I created a little web spider in Python which I’m using to collect URLs. I’m not interested in the content. Right now I’m keeping all the visited URLs in a set in memory, because I don’t want my spider to visit URLs twice. Of course that’s a very limited way of accomplishing this.
So what’s the best way to keep track of my visited URLs?
Should I use a database?
- which one? MySQL, SQLite, PostgreSQL?
- how should I save the URLs? As a primary key trying to insert every URL before visiting it?
Or should I write them to a file?
- one file?
- multiple files? how should I design the file-structure?
I’m sure there are books and a lot of papers on this or similar topics. Can you give me some advice what I should read?
These seem to be the important aspects to me:
There are many ways to do this and it depends on how big your database will get. I think an SQL database can provide a good model for your problem.
Probably all you need is an SQLite database. Typically string lookups for existence check is a slow operation. To speed this up you can create a CRC hash of the URL and store both the CRC and URL in your database.
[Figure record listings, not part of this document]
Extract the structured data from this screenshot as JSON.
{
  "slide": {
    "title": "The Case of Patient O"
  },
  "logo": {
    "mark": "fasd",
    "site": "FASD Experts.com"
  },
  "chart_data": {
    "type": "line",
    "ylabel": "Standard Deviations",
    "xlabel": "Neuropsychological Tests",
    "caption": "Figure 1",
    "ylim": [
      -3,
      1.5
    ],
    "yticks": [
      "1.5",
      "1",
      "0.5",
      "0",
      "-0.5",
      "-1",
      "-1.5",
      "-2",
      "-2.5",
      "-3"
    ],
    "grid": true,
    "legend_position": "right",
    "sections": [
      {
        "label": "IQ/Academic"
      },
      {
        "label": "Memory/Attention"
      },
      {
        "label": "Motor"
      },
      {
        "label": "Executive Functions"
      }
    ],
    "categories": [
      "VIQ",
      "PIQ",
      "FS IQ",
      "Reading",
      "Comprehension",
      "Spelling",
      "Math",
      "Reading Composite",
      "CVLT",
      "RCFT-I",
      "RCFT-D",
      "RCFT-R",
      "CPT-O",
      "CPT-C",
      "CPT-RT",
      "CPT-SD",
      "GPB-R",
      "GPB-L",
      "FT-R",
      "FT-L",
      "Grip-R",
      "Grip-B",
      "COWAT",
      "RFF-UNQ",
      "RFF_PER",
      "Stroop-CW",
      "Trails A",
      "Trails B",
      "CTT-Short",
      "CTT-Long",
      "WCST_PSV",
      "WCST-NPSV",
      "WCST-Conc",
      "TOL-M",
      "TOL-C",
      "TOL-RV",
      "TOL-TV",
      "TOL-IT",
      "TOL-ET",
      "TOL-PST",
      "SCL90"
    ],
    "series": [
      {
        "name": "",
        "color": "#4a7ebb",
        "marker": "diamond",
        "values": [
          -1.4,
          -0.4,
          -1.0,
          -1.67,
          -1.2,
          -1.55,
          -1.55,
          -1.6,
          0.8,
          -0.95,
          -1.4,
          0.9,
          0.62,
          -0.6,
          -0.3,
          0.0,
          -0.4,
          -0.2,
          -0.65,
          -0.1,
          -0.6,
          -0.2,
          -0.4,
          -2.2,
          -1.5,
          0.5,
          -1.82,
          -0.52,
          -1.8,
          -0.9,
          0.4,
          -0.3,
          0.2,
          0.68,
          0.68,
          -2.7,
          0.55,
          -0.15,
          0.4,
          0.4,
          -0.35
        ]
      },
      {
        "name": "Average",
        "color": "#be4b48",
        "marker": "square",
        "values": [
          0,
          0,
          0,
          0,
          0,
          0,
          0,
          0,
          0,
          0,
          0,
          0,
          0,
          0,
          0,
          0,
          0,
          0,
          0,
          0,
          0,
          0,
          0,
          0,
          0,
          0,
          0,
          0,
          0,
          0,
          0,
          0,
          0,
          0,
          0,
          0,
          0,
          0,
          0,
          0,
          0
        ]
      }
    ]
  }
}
You would have an index on that CRC field.
There is of course a chance of collision on the URL hashes, but if 100% spanning is not important to you then you can take the hit of not having a URL in your DB when there is a collision.
You could also decrease collisions in many ways. For example you can increase the size of your CRC (CRC8 instead of CRC4) and use a hashing algorithm with a bigger size. Or use CRC as well as URL length.